Every so often, when I’m speaking to a group of teachers, one of them asks if I outline my novels before writing. “My kids resist outlining,” the teacher confesses. “I want to go back and tell them you agree with me that outlining is the correct way to start. You do outline, don’t you?”
My answer always begins with something along the lines of, “I hate to disappoint you, but…”
For years, I wanted to be an outliner. For my first novel, I followed a plan in a craft book that promised I could write a novel in three months. Not only did I outline my novel down to the level of the scene, I also wrote up a production calendar that specified exactly how much I would accomplish every day.
I was determined, bordering on desperate. I was going to make this work. And I followed my plan to the letter.
Unfortunately, about a quarter of the way through the first draft, things began to fall apart. I got a niggling feeling in my gut that something wasn’t quite right, but I gritted my teeth and stuck with the program. The not-right feeling grew stronger and stronger, until I no longer believed in what I was writing. I was still putting words on the page, but the story had long since given up the ghost.
Yeah, I finished the draft in three months. And then spent a year and a half crashing through the underbrush trying to figure out where I’d killed the story and attempting to raise it from the dead.
And yet the urge to outline persisted.
Of writing novels, E. L. Doctorow has famously said, “It’s like driving a car at night. You never see further than your headlights, but you can make the whole trip that way.”
For some of us, this is a scary journey. We want to reach for a map or GPS to assure ourselves that if we invest so much time, hope, and heart in this project, we’re actually going to get somewhere.
The poet Kim Stafford once quoted a jazz musician (whose name I forget): “Creative people are comfortable not knowing…yet.”
I tried outlining my next three books. The most useful thing I learned was how to tumble more quickly to the exact moment when the thing keeled over.

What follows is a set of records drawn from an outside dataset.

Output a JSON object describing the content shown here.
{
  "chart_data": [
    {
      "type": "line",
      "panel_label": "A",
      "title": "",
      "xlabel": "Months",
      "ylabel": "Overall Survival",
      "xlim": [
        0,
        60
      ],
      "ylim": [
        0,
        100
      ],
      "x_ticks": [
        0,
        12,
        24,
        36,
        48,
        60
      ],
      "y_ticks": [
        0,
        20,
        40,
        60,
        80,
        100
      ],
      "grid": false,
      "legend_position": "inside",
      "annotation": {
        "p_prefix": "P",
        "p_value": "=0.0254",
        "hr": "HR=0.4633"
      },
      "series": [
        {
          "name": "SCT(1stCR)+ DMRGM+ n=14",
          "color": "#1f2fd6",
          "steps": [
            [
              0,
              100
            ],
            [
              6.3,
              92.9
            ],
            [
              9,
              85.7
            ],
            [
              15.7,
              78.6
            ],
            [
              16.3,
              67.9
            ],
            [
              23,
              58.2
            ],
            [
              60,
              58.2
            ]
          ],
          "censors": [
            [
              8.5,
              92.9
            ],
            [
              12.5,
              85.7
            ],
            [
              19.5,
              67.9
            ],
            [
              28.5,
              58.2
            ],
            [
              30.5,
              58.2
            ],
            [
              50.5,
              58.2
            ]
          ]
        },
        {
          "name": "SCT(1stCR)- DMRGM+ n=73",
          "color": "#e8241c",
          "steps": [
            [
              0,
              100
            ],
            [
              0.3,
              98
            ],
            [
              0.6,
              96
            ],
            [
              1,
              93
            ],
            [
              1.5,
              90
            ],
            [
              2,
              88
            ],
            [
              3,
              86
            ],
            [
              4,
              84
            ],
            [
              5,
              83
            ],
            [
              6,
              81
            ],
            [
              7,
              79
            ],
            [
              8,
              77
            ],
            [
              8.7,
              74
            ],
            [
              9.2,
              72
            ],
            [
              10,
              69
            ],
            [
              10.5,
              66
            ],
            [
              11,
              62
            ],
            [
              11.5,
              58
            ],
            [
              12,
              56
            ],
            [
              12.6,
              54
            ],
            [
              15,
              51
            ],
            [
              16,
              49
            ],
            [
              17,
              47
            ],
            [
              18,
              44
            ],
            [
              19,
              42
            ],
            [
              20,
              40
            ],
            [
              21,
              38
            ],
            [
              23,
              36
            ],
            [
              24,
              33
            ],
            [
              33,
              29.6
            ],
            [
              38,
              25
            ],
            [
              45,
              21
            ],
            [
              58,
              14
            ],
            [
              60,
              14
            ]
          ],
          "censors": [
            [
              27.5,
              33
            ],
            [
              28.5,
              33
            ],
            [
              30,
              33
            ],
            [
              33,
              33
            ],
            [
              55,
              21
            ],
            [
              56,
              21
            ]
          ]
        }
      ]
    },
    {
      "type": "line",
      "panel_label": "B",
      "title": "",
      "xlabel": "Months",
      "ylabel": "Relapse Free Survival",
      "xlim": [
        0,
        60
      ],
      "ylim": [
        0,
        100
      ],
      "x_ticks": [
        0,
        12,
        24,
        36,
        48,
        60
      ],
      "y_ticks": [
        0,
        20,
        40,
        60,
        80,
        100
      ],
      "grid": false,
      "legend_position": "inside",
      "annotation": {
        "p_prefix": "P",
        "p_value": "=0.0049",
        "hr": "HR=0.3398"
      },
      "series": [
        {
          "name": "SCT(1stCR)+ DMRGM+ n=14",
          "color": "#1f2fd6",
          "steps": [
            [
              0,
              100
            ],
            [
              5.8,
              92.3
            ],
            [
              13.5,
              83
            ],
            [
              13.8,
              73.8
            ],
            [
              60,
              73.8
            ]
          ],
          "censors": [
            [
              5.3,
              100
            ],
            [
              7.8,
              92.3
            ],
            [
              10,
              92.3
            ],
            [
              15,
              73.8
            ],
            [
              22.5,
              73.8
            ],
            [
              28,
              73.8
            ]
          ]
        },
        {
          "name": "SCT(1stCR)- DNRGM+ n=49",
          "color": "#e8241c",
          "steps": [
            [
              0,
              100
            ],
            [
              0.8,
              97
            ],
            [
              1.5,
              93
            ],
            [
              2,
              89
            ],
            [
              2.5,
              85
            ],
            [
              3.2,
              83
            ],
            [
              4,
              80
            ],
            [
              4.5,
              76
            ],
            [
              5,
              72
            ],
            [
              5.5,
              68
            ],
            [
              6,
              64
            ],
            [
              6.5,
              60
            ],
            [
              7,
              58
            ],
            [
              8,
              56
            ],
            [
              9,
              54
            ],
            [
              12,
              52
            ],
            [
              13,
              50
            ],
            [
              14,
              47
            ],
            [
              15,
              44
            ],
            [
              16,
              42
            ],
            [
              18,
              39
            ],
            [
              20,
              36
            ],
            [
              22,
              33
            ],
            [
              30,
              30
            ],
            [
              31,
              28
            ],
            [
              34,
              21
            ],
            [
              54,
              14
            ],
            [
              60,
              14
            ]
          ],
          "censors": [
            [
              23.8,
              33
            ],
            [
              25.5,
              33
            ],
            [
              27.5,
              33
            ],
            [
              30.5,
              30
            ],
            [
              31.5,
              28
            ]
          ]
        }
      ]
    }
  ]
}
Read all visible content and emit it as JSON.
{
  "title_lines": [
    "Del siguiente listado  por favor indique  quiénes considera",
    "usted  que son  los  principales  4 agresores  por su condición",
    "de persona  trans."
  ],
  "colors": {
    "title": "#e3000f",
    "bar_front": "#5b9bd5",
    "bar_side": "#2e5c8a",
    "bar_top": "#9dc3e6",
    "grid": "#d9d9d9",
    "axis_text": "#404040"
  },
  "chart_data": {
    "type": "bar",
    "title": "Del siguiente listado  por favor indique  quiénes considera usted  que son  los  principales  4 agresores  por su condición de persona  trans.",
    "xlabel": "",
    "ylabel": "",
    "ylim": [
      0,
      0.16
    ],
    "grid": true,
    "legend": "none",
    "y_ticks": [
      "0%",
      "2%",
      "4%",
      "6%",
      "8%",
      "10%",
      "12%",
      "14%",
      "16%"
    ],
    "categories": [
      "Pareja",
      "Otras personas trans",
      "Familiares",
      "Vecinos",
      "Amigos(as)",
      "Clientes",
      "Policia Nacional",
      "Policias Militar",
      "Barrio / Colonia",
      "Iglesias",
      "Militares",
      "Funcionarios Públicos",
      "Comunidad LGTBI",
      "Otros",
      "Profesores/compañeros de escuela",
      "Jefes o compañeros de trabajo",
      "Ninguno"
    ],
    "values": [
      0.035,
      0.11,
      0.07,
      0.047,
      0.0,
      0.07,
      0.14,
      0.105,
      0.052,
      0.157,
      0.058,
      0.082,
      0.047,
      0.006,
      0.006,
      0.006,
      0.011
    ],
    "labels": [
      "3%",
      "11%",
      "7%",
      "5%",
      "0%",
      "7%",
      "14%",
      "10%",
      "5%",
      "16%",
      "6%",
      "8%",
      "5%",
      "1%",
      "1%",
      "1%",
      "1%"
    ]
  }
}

Then I gave myself over to not-knowing.
I can’t say it’s been exactly comfortable. While many writers seem to have some kind of inner sonar to guide them, I tend to stumble into quagmires and pit traps, taking vast amounts of time and energy to extricate myself and find my way back to solid ground. Panic is familiar territory — the gut-level feeling that I’m stuck, that I’ll never get out, that this whole thing has been a massive waste of time, that my career as a writer is over.
But so far I’ve always (knock wood) managed somehow to find my way home. And doing this repeatedly has given me the perspective to stand back and say to myself: Oh, I see you’re in that scary, not-knowing place again. Well, carry on!
This would have been the end of the story, except that before beginning my current novel I took a class from a friend and decided to give outlining another try. For two weeks I sat at a card table with stacks of index cards, and in the end I had a scene-by-scene plan. The cards held for about three-quarters of the way through a draft, which spared me no end of blundering and panic. Only time and readers’ reactions will tell if I brought the thing home alive. But I’m feeling hopeful and excited right now.
So, to that teacher, I say: Tell your students to experiment. Tell them to try outlining, try partial outlining, try writing scenes in no particular order, try crashing around in the bushes without a map. Tell them that it’s part of their job as writers to find a way that works for them, and this might take a while. Tell them that fear and confusion are part of the drill. Tell them that the correct way to write a novel is just however you can.